O Ministério Público Federal (MPF) apresentou à Justiça Federal uma proposta audaciosa que pode transformar um prédio do Instituto Nacional do Seguro Social (INSS), abandonado há mais de três décadas na Rua do Riachuelo, no centro do Rio de Janeiro, em moradia popular. A iniciativa visa regularizar a situação de 115 pessoas em vulnerabilidade econômica, que há anos ocupam o imóvel conhecido como Ocupação Gilberto Domingos, garantindo-lhes o direito à habitação e pondo fim a uma longa disputa judicial.

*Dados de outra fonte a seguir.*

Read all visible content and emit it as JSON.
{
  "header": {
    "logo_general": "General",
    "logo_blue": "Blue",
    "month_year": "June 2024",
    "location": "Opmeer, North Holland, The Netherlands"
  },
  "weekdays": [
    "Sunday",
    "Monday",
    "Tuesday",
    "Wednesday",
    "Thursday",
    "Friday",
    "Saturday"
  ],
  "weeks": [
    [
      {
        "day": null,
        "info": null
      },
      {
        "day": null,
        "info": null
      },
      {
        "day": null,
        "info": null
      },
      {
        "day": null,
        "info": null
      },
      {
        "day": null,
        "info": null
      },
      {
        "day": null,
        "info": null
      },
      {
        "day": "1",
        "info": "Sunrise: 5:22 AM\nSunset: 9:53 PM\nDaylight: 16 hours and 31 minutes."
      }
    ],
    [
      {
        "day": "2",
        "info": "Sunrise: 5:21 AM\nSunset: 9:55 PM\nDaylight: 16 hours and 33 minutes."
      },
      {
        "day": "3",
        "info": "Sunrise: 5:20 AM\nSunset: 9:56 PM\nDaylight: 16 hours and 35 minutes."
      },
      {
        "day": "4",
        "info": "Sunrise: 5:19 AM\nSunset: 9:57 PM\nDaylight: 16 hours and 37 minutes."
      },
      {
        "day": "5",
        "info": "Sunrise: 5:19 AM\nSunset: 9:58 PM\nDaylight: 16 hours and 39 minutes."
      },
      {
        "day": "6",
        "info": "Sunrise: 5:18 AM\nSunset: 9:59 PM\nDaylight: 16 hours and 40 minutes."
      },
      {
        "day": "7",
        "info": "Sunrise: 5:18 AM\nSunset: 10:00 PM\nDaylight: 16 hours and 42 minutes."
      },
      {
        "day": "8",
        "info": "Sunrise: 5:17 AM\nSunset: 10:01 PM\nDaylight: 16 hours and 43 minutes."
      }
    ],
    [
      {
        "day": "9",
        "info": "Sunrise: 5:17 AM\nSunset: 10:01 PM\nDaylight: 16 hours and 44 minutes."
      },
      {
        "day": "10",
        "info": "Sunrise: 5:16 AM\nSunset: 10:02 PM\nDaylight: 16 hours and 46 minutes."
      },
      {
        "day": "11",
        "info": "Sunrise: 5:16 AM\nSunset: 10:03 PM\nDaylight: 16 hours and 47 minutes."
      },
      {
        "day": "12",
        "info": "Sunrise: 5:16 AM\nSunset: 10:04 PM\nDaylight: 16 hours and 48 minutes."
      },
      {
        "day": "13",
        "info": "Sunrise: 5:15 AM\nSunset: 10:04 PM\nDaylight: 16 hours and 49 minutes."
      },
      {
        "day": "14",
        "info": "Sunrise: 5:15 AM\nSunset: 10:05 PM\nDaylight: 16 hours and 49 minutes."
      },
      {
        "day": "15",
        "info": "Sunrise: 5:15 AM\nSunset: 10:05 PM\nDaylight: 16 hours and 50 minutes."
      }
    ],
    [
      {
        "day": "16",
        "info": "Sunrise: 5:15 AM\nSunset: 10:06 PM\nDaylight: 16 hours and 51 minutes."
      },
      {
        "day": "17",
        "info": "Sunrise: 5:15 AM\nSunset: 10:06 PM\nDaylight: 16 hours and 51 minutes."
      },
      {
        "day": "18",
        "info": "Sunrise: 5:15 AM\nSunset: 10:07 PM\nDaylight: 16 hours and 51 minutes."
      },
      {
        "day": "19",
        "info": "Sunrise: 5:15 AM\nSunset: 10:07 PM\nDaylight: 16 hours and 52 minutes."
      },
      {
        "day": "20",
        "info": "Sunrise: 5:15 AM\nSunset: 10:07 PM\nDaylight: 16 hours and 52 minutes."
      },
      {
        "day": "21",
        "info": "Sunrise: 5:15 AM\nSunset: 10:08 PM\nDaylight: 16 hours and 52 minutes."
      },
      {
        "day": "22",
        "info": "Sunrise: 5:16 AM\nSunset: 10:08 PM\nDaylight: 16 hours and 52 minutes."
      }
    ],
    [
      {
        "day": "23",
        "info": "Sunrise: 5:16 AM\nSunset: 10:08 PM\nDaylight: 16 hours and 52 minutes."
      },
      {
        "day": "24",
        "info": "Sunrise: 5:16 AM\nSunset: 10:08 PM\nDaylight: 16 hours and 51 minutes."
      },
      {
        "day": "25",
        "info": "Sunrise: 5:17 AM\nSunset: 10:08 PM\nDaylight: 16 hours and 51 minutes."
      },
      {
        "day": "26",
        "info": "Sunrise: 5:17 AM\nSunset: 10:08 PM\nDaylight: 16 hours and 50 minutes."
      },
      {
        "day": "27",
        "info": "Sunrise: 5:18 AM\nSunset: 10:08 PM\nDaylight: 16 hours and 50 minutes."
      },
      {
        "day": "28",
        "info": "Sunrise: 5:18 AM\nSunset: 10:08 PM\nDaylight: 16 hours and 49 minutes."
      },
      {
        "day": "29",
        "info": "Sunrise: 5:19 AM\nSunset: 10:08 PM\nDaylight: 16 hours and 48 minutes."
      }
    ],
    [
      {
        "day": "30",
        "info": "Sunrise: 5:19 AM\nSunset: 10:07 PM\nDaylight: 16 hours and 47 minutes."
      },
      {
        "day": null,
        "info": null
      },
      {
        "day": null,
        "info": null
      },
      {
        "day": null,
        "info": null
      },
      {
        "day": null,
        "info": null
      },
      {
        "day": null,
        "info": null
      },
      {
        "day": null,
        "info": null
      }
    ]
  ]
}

A Ocupação Gilberto Domingos e a Defesa dos Direitos Fundamentais
Atualmente, o edifício desocupado abriga uma comunidade diversificada, composta por 36 crianças e adolescentes, 14 idosos e diversas famílias. A proposta do MPF não apenas busca assegurar o direito fundamental à moradia para esses residentes, mas também reconhece a importância da permanência na região central da cidade. Muitos dos moradores exercem atividades informais nas proximidades e têm seus filhos matriculados em escolas locais, elementos que reforçam a necessidade de mantê-los integrados ao seu ambiente social e econômico. Segundo o procurador da República Julio Araujo, responsável pela manifestação no processo, "A manutenção dos ocupantes na localidade é necessária para a garantia de uma série de direitos fundamentais, entre os quais o direito à moradia, à educação e ao acesso ao trabalho".

Consenso Institucional em Busca de uma Solução Compartilhada
A possibilidade de um desfecho favorável para a ocupação ganhou força após uma reunião de mediação realizada em fevereiro de 2026. O encontro reuniu representantes de diversas instituições-chave, incluindo o INSS, a Secretaria do Patrimônio da União (SPU), a Advocacia-Geral da União (AGU) e o Ministério das Cidades, além de membros da sociedade civil e dos próprios moradores. Durante a mediação, o INSS reafirmou seu desinteresse em retomar o imóvel, sinalizando apoio à sua destinação para fins de regularização fundiária e habitação social. A SPU, por sua vez, indicou que o prédio é considerado um bem não operacional da autarquia e figura entre as prioridades para análise e possível transferência de gestão, demonstrando um alinhamento institucional para a solução. O procurador Julio Araujo enfatizou que "É nítido que nenhuma das partes deseja o prosseguimento da ação de reintegração de posse, haja vista que tanto a União quanto sua autarquia sinalizaram o desejo de que seja conferida ao imóvel uma destinação compatível com o interesse social".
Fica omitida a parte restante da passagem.